A man holds a picture of Lebanese slain Prime minister Rafic Hariri as he takes part in a mass rally gathering tens of thousands opposition supporters marking the sixth anniversary of a popular uprising against Syrian troops in Lebanon, demanding the disarming of Hezbollah, on March 13, 2011 in central Beirut. AFP PHOTO / JOSEPH EID (Photo credit should read JOSEPH EID/AFP/Getty Images)



For those politicos still trying to wrap their heads around the competing intrigues of the assassination of five-time Lebanese Prime Minister Rafik Hariri, one of Lebanon’s top political blogs, Qifa Nabki, has an interesting post today in which Hariri, allegedly, discusses his fraught relationship with Syrian President Bashar al-Assad.

Senior Syrian security officers, including Bashar’s brother Maher, were named as suspects in an initial unredacted report by an international investigation into Hariri’s killing, but later reports found key witnesses had been proven unreliable.

Indictments are out on four members of Iranian-financed Hezbollah, Syria’s top ally in Lebanon, over the killing of Hariri, which led to the humiliating withdrawal of Syrian troops from Lebanon in 2005, followed by a string of assassinations of prominent Lebanese critics of Syria, which ended after pro-Syrian parties secured a blocking third in government.

In an alleged transcript of the final meeting between Hariri and Waleed Mualem, then Syria’s Deputy foreign minister, Hariri reports his indignation at being summoned for a meeting with Assad that lasted only a quarter of an hour.

“First of all, I’m a prime minister, and you summon me to a meeting for fifteen minutes?

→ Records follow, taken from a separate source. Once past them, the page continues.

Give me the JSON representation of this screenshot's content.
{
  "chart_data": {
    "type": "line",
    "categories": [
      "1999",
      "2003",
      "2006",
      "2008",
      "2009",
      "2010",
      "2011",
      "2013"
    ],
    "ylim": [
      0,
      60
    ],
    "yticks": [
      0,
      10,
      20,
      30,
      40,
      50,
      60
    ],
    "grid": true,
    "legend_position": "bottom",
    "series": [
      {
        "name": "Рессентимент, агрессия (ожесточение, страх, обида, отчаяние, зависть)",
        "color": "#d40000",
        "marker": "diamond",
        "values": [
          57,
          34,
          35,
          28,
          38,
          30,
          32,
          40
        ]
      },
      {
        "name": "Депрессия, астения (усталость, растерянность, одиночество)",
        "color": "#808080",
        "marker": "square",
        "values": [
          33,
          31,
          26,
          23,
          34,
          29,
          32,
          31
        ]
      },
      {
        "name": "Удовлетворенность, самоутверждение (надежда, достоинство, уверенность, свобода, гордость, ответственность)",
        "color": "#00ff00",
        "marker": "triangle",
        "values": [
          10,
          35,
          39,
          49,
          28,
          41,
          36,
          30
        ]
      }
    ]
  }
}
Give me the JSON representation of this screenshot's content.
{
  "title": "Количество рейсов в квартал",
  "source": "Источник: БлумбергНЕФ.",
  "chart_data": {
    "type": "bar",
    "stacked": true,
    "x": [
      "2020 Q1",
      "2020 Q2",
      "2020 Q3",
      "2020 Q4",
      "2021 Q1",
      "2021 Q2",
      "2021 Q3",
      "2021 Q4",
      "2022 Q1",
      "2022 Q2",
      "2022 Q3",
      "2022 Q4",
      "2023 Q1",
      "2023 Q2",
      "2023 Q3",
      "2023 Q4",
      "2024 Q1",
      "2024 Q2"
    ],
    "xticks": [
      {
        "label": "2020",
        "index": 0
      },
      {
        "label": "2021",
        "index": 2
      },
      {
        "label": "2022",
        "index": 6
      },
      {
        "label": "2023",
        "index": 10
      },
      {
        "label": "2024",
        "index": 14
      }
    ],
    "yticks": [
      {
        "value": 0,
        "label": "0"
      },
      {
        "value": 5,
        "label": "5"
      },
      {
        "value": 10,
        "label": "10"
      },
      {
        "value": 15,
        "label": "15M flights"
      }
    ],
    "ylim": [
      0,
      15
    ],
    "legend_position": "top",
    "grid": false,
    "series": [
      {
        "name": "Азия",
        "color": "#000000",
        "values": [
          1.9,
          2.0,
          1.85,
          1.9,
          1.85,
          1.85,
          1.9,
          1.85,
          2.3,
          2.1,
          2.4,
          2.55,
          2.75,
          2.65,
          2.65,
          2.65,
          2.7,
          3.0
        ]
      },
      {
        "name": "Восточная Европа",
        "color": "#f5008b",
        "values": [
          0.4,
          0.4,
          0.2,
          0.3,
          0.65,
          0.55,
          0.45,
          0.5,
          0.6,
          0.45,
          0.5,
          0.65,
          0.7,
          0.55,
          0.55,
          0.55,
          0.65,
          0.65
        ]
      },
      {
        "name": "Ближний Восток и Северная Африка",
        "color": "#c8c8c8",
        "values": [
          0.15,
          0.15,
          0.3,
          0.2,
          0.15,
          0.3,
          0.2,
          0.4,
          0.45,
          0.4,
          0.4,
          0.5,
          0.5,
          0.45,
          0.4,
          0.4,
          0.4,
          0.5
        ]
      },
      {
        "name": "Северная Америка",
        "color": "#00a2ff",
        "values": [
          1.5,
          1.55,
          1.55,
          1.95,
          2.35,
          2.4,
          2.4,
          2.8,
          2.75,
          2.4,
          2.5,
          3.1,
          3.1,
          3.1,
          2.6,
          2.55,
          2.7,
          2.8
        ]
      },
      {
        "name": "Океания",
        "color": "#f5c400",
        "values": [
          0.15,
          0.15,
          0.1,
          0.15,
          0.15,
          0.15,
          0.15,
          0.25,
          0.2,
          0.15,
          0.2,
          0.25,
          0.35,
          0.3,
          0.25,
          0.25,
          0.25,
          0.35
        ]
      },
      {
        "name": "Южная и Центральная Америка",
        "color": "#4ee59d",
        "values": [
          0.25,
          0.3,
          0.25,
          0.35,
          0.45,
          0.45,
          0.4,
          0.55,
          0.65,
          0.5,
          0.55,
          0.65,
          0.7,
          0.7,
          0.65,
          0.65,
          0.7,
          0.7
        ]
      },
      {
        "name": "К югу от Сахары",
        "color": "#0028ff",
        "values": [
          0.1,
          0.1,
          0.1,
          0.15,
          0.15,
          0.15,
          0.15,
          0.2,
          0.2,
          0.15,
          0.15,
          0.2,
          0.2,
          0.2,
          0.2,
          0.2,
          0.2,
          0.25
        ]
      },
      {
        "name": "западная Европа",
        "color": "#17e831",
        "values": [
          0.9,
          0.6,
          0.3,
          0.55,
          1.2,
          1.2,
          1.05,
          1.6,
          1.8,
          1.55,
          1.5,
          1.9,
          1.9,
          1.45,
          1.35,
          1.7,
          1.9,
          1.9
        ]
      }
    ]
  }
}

Ok, so what’s the point?” he asks Mualem.
Hariri had been summoned to Damascus to hear that Assad was intent on forcing through a term extension for the vehemently pro-Syrian Lebanese President Emile Lahoud, a move Hariri was believed to be opposed to. 

Hariri recounts his meeting with Assad: “On the day of the extension, he summoned me and said: “You always say that you are with Syria, and this will prove if you mean what you say, or if you don’t.” So I said to him: “Mr. President, I’ve been allied with Syria for 25 years. Are you telling me that if I don’t agree with you on this issue, this means I’m against Syria?” He said: “Yes.” So I responded: “I need to think about this.”

The lengthy transcript has been published by the Lebanese newspaper Al-Joumhouria, recently launched by former Lebanese Defense Minister Elias al-Murr, who survived an assassination attempt against him in 2005.

Throughout the long meeting, Hariri forcefully denies having played a role in the passage of UN Security Council resolution 1559, which as well as calling for the disarming of Hezbollah, demanded all Syrian troops withdraw from Lebanon.

Hariri says: “I know who is behind UNSCR 1559. [Syrian Foreign Minister] Farouk al-Shara has convinced Bashar that I’m behind it, because he failed and he wants to cover his failure up with me. You’ve known about 1559 since June, and the French told you about it, and the Americans knew. And you know that were it not for the extension [of Lahoud’s presidency], 1559 would never have come out, and you know that this talk [of me being behind it] is wrong.

Mualem answers: “Your Excellency, we want to solve the problem… I have gone to great trouble to come and see you and to convince President Assad. There are intelligence reports about the role of Rafiq al-Hariri in UNSCR 1559.”